Cloud Forensics

Carney Forensics collects evidence from web-based, online, or “cloud” accounts, for clients like yours as a plan “B” for challenging litigation and investigations.  Often cell phones, tablets, and laptops are destroyed, damaged, lost, or encrypted with a forgotten password.  So backups of device data from the cloud, when forensically recovered, have the power to save your case.  Today cloud forensics plays an important role in litigation and investigations equal to data recovered from digital devices.  Therefore, cloud evidence is rapidly becoming “best evidence” for civil and criminal cases like yours.

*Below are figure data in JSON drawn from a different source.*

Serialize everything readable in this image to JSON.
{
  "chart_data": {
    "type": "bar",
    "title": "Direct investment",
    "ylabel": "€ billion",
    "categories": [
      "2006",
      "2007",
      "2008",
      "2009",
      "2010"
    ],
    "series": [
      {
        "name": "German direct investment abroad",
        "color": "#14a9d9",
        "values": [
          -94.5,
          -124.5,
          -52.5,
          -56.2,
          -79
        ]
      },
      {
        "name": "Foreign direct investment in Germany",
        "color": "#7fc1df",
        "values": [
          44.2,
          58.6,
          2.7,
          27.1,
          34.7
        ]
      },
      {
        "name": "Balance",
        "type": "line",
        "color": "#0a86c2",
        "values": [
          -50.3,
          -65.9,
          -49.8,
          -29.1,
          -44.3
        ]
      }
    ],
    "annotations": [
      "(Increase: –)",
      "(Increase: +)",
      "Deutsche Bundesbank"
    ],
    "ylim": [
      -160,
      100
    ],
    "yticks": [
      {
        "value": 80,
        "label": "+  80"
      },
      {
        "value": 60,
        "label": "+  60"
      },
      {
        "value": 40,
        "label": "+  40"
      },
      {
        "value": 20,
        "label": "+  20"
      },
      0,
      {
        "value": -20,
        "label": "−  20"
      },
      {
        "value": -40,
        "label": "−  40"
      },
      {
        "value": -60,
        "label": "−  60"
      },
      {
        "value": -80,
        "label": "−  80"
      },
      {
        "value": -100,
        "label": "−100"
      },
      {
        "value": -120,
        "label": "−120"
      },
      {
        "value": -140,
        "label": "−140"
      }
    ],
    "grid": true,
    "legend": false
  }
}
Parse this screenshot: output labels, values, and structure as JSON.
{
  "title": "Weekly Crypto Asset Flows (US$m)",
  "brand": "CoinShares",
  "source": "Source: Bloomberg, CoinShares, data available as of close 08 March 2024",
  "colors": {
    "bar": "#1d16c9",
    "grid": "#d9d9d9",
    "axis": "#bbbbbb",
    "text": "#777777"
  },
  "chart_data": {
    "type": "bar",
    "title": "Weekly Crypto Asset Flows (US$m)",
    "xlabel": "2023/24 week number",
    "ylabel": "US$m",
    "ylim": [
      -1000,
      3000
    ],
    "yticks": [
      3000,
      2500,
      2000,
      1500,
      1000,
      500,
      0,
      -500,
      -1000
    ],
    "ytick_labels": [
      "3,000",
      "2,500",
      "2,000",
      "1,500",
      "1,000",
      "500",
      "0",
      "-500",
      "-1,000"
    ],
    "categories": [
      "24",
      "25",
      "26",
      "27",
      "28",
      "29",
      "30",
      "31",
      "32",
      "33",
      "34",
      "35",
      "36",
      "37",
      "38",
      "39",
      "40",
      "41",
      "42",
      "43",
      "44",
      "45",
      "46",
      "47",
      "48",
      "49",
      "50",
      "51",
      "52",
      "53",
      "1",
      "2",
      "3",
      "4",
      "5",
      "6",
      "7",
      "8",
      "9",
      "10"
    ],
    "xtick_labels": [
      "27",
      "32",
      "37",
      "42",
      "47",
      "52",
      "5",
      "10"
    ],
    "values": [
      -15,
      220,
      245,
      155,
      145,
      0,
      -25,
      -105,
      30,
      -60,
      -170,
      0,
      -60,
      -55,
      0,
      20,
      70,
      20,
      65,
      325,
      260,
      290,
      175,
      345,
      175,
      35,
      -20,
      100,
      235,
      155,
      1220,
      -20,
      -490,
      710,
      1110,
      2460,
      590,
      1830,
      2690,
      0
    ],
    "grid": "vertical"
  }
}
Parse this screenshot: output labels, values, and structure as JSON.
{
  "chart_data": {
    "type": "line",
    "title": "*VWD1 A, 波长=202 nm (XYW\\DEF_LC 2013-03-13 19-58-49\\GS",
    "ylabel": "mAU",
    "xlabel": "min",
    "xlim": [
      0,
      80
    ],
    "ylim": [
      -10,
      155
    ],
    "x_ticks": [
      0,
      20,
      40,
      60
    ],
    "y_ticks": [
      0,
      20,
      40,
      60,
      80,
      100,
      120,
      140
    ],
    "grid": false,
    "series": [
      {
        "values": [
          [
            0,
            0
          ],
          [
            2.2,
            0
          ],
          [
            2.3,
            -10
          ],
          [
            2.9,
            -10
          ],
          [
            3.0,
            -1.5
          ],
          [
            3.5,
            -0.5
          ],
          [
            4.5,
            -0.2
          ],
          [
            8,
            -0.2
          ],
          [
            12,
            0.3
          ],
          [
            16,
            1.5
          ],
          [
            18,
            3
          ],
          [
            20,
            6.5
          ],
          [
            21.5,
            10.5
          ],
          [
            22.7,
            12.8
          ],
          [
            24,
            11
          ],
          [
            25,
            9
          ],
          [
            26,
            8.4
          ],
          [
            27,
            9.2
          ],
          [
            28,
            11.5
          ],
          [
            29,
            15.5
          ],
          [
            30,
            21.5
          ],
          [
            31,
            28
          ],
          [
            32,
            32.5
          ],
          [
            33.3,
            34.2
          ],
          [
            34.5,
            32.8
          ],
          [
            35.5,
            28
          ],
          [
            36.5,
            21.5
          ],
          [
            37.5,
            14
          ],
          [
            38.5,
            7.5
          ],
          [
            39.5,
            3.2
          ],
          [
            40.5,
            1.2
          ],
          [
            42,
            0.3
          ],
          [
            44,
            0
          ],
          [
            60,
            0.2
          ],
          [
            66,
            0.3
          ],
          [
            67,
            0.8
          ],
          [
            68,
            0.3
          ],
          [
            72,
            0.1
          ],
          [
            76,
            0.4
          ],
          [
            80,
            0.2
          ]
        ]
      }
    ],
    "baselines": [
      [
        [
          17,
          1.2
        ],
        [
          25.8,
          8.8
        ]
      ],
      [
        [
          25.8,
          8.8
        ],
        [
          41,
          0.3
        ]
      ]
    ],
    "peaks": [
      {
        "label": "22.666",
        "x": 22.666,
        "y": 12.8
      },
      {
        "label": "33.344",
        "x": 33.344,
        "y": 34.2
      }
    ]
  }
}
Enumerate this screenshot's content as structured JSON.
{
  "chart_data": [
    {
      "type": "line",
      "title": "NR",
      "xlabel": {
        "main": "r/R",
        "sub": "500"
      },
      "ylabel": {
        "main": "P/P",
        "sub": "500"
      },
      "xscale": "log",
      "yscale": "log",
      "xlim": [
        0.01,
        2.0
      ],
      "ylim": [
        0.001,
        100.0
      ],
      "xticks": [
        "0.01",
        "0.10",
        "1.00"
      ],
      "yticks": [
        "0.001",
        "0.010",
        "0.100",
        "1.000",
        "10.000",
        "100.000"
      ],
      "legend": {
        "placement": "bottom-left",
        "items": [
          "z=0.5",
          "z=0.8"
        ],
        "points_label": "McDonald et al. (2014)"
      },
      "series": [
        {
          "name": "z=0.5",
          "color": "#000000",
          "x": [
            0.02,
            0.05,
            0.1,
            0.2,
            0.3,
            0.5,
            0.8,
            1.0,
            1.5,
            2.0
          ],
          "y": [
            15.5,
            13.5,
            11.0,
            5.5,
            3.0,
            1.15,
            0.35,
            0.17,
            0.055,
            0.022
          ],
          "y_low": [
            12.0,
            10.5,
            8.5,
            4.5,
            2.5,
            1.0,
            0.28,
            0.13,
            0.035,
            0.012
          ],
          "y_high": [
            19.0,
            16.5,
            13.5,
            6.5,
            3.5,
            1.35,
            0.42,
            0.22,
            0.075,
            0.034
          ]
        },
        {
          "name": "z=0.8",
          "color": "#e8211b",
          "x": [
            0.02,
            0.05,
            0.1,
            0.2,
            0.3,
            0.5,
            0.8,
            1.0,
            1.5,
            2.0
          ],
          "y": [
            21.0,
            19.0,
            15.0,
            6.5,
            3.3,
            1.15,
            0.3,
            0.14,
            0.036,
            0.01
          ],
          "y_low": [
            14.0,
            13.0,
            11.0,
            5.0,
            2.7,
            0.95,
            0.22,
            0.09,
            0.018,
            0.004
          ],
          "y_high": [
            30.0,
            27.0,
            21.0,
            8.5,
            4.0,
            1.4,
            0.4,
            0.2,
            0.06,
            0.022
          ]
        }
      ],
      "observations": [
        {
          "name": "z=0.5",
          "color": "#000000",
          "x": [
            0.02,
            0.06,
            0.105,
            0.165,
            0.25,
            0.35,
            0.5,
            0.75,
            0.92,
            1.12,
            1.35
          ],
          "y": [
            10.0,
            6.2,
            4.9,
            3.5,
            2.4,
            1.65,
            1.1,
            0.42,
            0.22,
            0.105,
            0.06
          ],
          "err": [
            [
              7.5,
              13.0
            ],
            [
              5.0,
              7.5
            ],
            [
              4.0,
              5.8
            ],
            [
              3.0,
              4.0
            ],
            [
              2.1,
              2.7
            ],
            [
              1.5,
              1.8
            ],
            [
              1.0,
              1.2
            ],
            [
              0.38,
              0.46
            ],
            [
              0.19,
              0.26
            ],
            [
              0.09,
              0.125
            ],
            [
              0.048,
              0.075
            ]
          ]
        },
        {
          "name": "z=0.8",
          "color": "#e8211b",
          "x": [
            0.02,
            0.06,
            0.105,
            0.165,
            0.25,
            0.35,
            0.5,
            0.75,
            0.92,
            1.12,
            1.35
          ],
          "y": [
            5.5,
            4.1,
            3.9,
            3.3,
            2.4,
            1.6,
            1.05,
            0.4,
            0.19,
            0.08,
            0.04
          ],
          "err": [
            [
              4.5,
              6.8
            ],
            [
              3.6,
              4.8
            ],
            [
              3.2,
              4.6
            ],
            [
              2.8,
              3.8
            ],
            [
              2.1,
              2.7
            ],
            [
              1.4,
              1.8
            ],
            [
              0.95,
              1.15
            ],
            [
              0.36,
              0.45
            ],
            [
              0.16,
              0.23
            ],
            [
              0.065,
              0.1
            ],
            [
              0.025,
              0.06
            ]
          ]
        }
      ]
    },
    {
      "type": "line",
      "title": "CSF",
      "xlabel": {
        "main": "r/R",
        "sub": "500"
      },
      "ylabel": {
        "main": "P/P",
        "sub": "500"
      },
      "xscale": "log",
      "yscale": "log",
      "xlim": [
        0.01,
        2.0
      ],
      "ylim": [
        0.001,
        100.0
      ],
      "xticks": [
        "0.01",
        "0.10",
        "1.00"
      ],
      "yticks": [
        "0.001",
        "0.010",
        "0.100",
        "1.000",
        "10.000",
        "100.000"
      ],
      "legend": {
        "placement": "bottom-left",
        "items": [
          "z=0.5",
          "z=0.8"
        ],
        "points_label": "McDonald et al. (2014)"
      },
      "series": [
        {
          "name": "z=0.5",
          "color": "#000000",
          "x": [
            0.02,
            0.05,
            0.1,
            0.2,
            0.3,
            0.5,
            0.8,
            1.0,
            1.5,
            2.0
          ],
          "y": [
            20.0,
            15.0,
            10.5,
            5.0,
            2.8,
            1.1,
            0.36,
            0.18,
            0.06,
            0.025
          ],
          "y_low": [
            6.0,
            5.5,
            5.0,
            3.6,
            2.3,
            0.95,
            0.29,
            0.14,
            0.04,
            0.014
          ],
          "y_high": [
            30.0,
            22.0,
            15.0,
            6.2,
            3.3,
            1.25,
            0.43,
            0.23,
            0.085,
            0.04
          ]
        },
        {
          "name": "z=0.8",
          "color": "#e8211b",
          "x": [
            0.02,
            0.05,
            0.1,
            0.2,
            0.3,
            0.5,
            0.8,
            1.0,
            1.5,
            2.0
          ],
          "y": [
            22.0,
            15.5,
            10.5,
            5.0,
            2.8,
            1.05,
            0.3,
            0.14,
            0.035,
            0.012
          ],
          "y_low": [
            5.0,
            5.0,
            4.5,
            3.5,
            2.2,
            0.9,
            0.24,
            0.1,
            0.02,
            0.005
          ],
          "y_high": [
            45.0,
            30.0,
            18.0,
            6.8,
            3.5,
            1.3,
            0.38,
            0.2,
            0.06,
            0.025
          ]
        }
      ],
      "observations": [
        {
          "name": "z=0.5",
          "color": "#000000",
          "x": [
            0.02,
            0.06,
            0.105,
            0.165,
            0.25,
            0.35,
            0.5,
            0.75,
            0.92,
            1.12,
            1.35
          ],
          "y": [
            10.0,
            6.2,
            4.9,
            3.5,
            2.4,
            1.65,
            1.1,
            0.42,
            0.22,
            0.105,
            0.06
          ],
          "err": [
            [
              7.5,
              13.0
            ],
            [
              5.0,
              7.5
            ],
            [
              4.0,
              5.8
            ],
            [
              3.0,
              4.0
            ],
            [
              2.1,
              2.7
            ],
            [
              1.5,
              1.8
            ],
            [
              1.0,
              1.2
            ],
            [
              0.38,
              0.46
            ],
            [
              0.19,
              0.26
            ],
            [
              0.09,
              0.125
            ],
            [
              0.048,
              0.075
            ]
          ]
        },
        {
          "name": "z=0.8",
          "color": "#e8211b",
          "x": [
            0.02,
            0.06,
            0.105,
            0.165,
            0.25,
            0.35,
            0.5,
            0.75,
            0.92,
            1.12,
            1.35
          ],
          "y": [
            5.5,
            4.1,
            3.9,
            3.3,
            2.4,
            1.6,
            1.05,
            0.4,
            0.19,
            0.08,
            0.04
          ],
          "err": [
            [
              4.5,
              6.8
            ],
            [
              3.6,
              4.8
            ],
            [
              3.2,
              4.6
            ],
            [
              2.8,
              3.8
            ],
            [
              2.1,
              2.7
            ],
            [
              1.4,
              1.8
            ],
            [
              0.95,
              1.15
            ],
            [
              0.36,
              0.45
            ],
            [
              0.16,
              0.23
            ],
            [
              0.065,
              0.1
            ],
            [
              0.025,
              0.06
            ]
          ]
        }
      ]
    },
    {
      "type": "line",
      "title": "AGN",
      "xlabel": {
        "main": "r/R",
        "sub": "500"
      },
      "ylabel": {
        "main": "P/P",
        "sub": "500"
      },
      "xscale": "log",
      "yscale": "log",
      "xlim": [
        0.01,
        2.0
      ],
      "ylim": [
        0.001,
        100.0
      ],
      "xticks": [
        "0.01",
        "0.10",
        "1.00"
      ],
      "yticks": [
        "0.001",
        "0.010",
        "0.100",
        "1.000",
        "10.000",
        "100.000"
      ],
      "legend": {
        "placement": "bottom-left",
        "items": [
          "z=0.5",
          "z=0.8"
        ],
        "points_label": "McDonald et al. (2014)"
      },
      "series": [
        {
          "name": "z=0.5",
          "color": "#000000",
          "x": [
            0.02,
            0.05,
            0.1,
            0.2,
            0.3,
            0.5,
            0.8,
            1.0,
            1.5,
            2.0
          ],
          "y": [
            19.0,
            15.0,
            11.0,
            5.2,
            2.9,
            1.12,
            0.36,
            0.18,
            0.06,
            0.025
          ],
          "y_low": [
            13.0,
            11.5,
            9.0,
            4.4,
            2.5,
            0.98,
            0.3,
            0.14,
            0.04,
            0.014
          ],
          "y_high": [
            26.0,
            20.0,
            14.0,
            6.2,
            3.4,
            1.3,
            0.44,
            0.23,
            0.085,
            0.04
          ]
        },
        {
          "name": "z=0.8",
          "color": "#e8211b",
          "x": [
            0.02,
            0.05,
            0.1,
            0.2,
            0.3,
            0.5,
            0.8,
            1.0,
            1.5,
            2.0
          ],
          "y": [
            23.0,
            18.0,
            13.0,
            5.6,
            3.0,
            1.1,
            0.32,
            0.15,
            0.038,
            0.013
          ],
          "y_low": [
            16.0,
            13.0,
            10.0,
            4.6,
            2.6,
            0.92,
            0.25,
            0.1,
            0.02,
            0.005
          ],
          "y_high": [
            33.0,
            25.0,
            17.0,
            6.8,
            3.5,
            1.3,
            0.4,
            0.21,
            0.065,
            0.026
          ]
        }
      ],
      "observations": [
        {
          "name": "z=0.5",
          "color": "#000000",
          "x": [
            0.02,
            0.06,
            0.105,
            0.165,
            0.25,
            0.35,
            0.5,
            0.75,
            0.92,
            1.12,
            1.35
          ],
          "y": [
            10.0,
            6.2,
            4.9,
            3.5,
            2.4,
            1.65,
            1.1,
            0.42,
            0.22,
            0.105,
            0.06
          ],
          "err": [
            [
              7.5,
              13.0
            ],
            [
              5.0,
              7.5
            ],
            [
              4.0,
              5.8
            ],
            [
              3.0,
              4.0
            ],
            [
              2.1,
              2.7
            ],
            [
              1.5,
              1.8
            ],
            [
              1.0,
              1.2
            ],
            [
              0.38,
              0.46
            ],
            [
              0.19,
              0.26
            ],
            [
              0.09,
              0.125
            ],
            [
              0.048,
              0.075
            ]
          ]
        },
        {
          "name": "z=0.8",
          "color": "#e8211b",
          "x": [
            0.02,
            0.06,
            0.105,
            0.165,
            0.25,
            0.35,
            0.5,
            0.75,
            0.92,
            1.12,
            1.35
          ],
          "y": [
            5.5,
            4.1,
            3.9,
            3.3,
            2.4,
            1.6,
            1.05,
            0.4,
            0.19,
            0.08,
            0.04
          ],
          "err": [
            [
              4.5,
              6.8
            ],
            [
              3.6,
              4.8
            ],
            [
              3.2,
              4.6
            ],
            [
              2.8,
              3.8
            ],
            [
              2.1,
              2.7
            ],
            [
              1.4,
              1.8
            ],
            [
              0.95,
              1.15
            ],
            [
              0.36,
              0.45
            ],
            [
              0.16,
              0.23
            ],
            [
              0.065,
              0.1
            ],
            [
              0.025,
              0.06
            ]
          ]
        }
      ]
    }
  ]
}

Cloud Forensics Collections

Carney Forensics uses world-class cloud forensics tools to collect digital evidence from private cloud accounts subscribed to by individuals, groups, or institutions.  We always obtain legal authorization conferred by a subpoena, court order, or party consent before undertaking cloud forensics collections.  These cloud forensics tools also collect publicly available evidence from social media accounts like Facebook, Twitter, and Instagram. They support your investigations with new facts and insights. By the way, legal authority is unnecessary for public investigations because the evidence is available to everyone.

Recover Cloud Evidence from Storage Services and Apps

Whatever digital online evidence your client or opposing party may possess or control in the cloud, we have the tools to collect it forensically.  For instance, we recover cloud evidence from global Internet Service Providers (ISPs) like Google, Apple, Microsoft, Amazon, and Samsung.  We forensically collect documents and other digital content from cloud storage services like Dropbox, Google Drive, iCloud Drive, Microsoft OneDrive, Box, and others.  And we recover messages from cloud-based apps like WhatsApp, Snapchat, Hangouts, Slack, Skype, Telegram, Viber, Twitter, Instagram, and Pinterest. Last, we recover messages from many multiplayer online gaming environments. In total, we collect online evidence from over one hundred unique cloud services.

Cloud Forensics for Google Workspace and Microsoft Office 365

We support electronic discovery for civil litigators by collecting traditional digital documents and email evidence from your client or opposing party.  Carney Forensics collects the most popular corporate cloud providers including Google’s Workspace, formerly G Suite, and Microsoft’s Office 365, SharePoint, and Teams.  We also recover critical audit logs from Google Workspace and Microsoft Office 365.  Audit logs verify when and by whom documents were created, modified, and downloaded.  This critical information often lays the foundation for material cloud evidence upon which your case may turn in summary judgment motions and trials.


Cloud Forensics FAQs

What is Cloud Forensics?

According to NIST:
Cloud forensics is the application of digital forensics science in cloud computing environments.

Technically, it consists of a hybrid forensic approach (e.g., remote, virtual, network, live, large-scale, thin-client, thick-client) towards the generation of digital evidence.

Organizationally, it involves interactions among cloud actors (i.e., cloud provider, cloud consumer, cloud broker, cloud carrier, cloud auditor) for the purpose of facilitating both internal and external investigations. Legally it often implies multi-jurisdictional and multi-tenant situations.

According to Darshik Jariwala:
Cloud Forensics is cross-discipline between Cloud Computing and Digital Forensics. Cloud Forensics is actually an application within Digital Forensics that oversees the crime committed over the cloud and investigates it. Cloud computing is based on a huge network, which spreads globally. Hence, Cloud Forensics is said to be a subset of Network Forensics. The basic technique remains as the forensic investigation of a network.

Can cloud accounts be collected for evidence from connected cell phones?

Generally, yes.  Even if the phone is damaged or lost, cloud examiners can collect large amounts of evidence, sometimes exceeding that which is available on the connected cell phone.  Cloud collection requires legal authority and proper authentication credentials to access the cloud evidence.

Are geolocation data and GPS coordinates stored in cloud accounts?

Yes. An Apple iCloud account, if connected to the iPhone, stores photographs and videos captured with its camera.  Those photos and videos usually contain embedded geolocation data in the form of GPS coordinates.  Also, iPhone app data is stored in the connected iCloud account and often includes GPS device locations.  Think about Apple Maps and other iPhone navigation apps.

Google accounts also store photographs, videos, and app data for connected Android smartphones.  Google Maps is a popular app with GPS coordinates.  But Google accounts support another avenue to harvest GPS data.  The Google Timeline for connected Android apps is stored in the cloud account and records the Google Location History for places the phone has visited for years.